Personal information
- Full name: George Watson Hogg Gibson
- Born: 16 January 1827 Saint David Parish, Jamaica
- Died: 5 September 1910 (aged 83) Carlton, Melbourne, Australia
- Batting: Right-handed
- Role: Wicketkeeper-batsman

Domestic team information
- 1865–1873: Victoria

Career statistics
| Competition | First-class |
| Matches | 9 |
| Runs scored | 214 |
| Batting average | 16.46 |
| 100s/50s | 0/0 |
| Top score | 41 |
| Balls bowled | 0 |
| Wickets | – |
| Bowling average | – |
| 5 wickets in innings | – |
| 10 wickets in match | – |
| Best bowling | – |
| Catches/stumpings | 4/5 |
- Source: Cricinfo, 19 October 2021

= George Gibson (Victoria cricketer) =

Australian cricketer

George Watson Hogg Gibson (16 January 1827 – 5 September 1910) was an Australian cricketer.

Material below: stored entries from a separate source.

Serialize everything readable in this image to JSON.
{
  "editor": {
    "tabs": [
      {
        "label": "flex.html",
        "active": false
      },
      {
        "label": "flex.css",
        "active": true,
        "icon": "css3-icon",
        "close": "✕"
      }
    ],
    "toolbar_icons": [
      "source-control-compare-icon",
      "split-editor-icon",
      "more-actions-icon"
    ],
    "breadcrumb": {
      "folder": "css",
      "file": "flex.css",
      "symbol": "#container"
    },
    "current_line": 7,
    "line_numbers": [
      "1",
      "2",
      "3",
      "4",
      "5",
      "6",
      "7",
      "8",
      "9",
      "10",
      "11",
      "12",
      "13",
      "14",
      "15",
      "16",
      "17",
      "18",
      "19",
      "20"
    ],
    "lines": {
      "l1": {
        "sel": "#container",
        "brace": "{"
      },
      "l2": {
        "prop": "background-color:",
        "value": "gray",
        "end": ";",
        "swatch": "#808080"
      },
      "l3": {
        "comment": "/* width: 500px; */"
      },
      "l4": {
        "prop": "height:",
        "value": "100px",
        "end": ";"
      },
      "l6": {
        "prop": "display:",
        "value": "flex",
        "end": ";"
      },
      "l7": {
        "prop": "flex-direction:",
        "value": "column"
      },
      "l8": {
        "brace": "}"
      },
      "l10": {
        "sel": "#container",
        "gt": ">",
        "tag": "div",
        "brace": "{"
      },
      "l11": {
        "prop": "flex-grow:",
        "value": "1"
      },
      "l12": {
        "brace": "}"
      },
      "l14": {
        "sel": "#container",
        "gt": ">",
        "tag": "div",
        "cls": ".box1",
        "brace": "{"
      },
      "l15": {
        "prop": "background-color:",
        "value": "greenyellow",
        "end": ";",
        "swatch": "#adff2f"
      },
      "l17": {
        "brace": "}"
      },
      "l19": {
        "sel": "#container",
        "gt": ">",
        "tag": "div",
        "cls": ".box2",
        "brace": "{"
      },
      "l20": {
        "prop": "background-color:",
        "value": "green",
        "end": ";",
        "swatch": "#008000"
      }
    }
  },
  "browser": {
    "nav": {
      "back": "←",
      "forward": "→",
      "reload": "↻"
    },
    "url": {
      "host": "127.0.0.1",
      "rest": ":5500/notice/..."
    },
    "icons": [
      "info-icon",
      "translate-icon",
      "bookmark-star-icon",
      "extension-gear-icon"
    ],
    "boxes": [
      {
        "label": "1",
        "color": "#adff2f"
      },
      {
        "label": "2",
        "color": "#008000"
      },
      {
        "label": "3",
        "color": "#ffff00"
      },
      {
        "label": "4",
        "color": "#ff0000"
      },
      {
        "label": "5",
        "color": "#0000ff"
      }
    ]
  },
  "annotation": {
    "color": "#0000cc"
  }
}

He played nine first-class cricket matches for Victoria between 1865 and 1873.

==Life==
Gibson was born in Jamaica and educated in Scotland and migrated to Victoria in the 1850s. His highest first-class score was 41, the highest score for either side, when Victoria beat New South Wales by an innings in April 1872. In the next contest between the two teams 11 months later, at the age of 45 Gibson captained Victoria and again top-scored in the match, this time with 32 and 15 not out, in a 24-run victory to Victoria. He was renowned locally for practising his batting using an axe handle instead of a cricket bat.

Gibson had a chemist's shop on Lygon Street in the Melbourne suburb of Carlton, which he ran with his business partner, Miss Maloney, under the name Gibson and Maloney.